Duas coisas esquisitas é que estou criando uma expectativa animal em relação ao filme que dificilmente será correspondida e que estou ficando com uma vontade surreal de furar e fazer alguma outra coisa melhor. Sinistro! Eu nunca tive tanta vontade de furar um programa só pra fazer jus aquele lance de “no Brasil nada se combina com antecedência pois nós somos muito informais”.

Já sabe, se na próxima segunda não houver um post sobre o Tiros em Columbine é pq honro a minha origem latina acima de tudo e não porque sou um chato mimado que gosta de ir no contra em tudo e que acha que as pessoas devem fazer o que eu estiver a fim de fazer quando eu estiver a fim de fazer.

... também estou a fim de assistir o Conto de Outono. Mas isso já é assunto para outro post.
DOMINGO

Às vezes acho que o domingo é uma ode a morte disfarçada no fim de semana. Acaba sendo um dia em que se faz menos do que deveria, e se faz-se mais do que deveria haverá resquício ao longo de toda a semana que se inicia.

Se rola um certo bode no final de semana, o domingo é o dia no qual o bode toma proporções absurdas que beira a depressão.

Todo domingo eu fico com dor de cabeça, seja porque dormi demais ou porque dormi de menos. Dormir a tarde no domingo é um paliativo. O pior é que acaba rolando uma insônia dominical e stress porque tem que acordar cedo no dia seguinte. Que saco!

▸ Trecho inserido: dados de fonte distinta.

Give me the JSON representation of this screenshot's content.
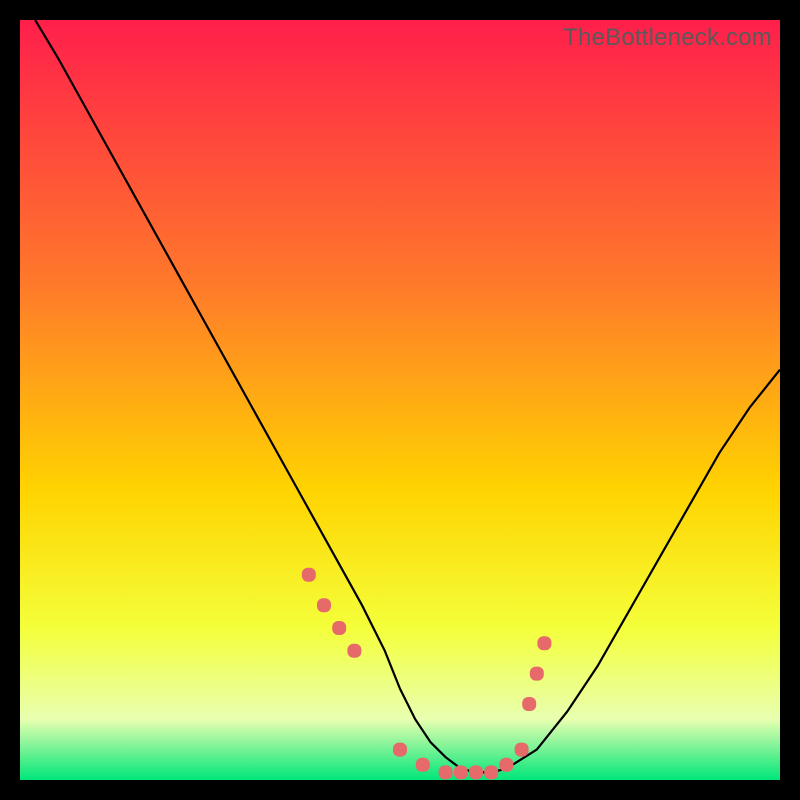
{
  "watermark": "TheBottleneck.com",
  "colors": {
    "grad_top": "#ff1f4b",
    "grad_mid1": "#ff7a2a",
    "grad_mid2": "#ffd400",
    "grad_mid3": "#f4ff3a",
    "grad_low": "#e8ffb0",
    "grad_bottom": "#00e67a",
    "curve": "#000000",
    "markers": "#e66a6a",
    "frame": "#000000"
  },
  "chart_data": {
    "type": "line",
    "title": "",
    "xlabel": "",
    "ylabel": "",
    "xlim": [
      0,
      100
    ],
    "ylim": [
      0,
      100
    ],
    "x": [
      2,
      5,
      10,
      15,
      20,
      25,
      30,
      35,
      40,
      45,
      48,
      50,
      52,
      54,
      56,
      58,
      60,
      62,
      64,
      68,
      72,
      76,
      80,
      84,
      88,
      92,
      96,
      100
    ],
    "values": [
      100,
      95,
      86,
      77,
      68,
      59,
      50,
      41,
      32,
      23,
      17,
      12,
      8,
      5,
      3,
      1.5,
      1,
      1,
      1.5,
      4,
      9,
      15,
      22,
      29,
      36,
      43,
      49,
      54
    ],
    "markers_x": [
      38,
      40,
      42,
      44,
      50,
      53,
      56,
      58,
      60,
      62,
      64,
      66,
      67,
      68,
      69
    ],
    "markers_y": [
      27,
      23,
      20,
      17,
      4,
      2,
      1,
      1,
      1,
      1,
      2,
      4,
      10,
      14,
      18
    ]
  }
}
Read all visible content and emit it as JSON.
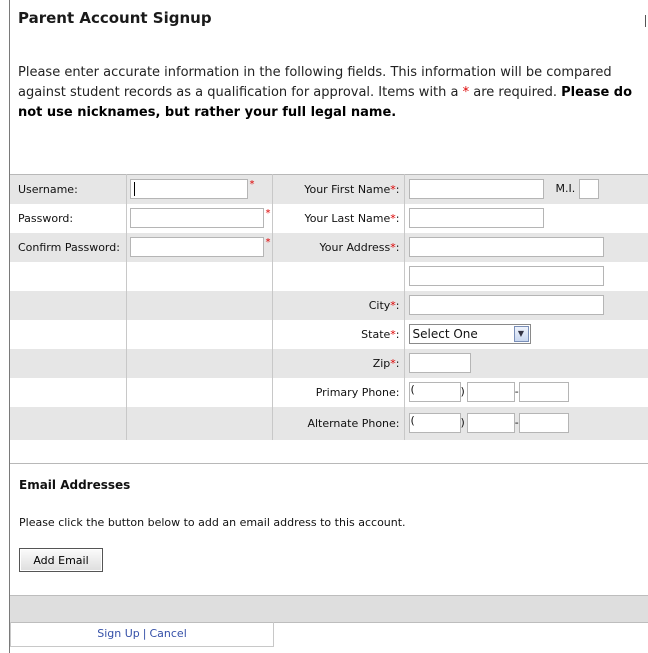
{
  "header": {
    "title": "Parent Account Signup"
  },
  "intro": {
    "text": "Please enter accurate information in the following fields.  This information will be compared against student records as a qualification for approval.  Items with a ",
    "asterisk": "*",
    "text2": " are required.  ",
    "bold": "Please do not use nicknames, but rather your full legal name."
  },
  "form": {
    "username_label": "Username:",
    "password_label": "Password:",
    "confirm_label": "Confirm Password:",
    "first_name_label": "Your First Name",
    "last_name_label": "Your Last Name",
    "address_label": "Your Address",
    "city_label": "City",
    "state_label": "State",
    "zip_label": "Zip",
    "primary_phone_label": "Primary Phone:",
    "alternate_phone_label": "Alternate Phone:",
    "mi_label": "M.I.",
    "state_selected": "Select One",
    "required_mark": "*",
    "colon": ":",
    "open_paren": "(",
    "close_paren": ")",
    "dash": "-"
  },
  "email": {
    "heading": "Email Addresses",
    "instructions": "Please click the button below to add an email address to this account.",
    "add_button": "Add Email"
  },
  "footer": {
    "signup": "Sign Up",
    "separator": "|",
    "cancel": "Cancel"
  }
}
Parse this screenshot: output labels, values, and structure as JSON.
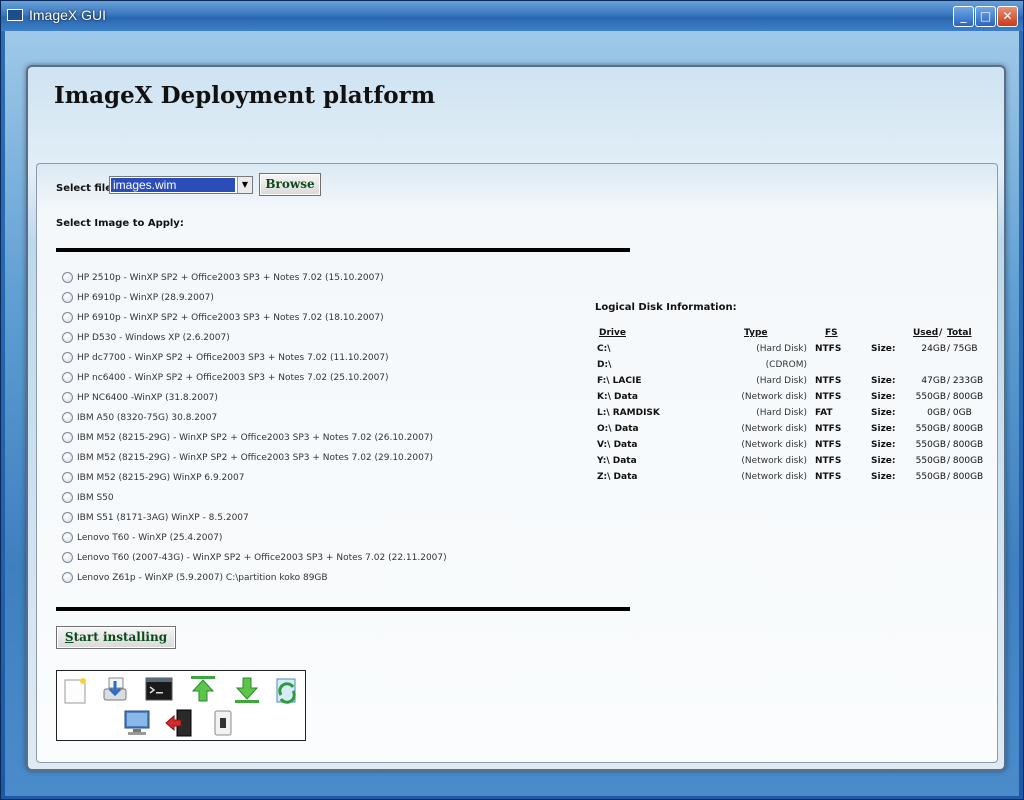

Domingo tem várias coisas escrotas. Meu domingo típico ideal seria: acordar umas 8, assistir Globo Rural tomando café da manhã, assistir a Formula 1 lendo o jornal, voltar a dormir. Acordar e ficar lendo algum livro interessante na cama. Receber um telefonema de uma alguém interessante e ir andar nas paineiras. Depois da caminhada, almoço em Santa Teresa. Ir para casa, tomar um banho, ver o Botafogo ganhar de algum time difícil, ir ao cinema assistir um filme maneiríssimo, cheio de idéias novas e sem uma gota de sangue. Sair do cinema e ir com pessoas interessantes tomar 3 chopps e discutir o filme e o mundo todo em nossa volta. Dormir bem de domingo para segunda.

Na boa, não falei nada demais e tenho consciência de que não estou pedindo muito nesse domingo dos sonhos palpáveis. Acho que nunca vou realizar esse domingo típico ideal, seja por culpa do Botafogo, pelos filmes em cartaz, pelo fato de que eu não poderia me dar o prazer de desfrutar de um domingo típico ideal. Com licença, tenho que voltar ao trabalho e até o próximo domingo.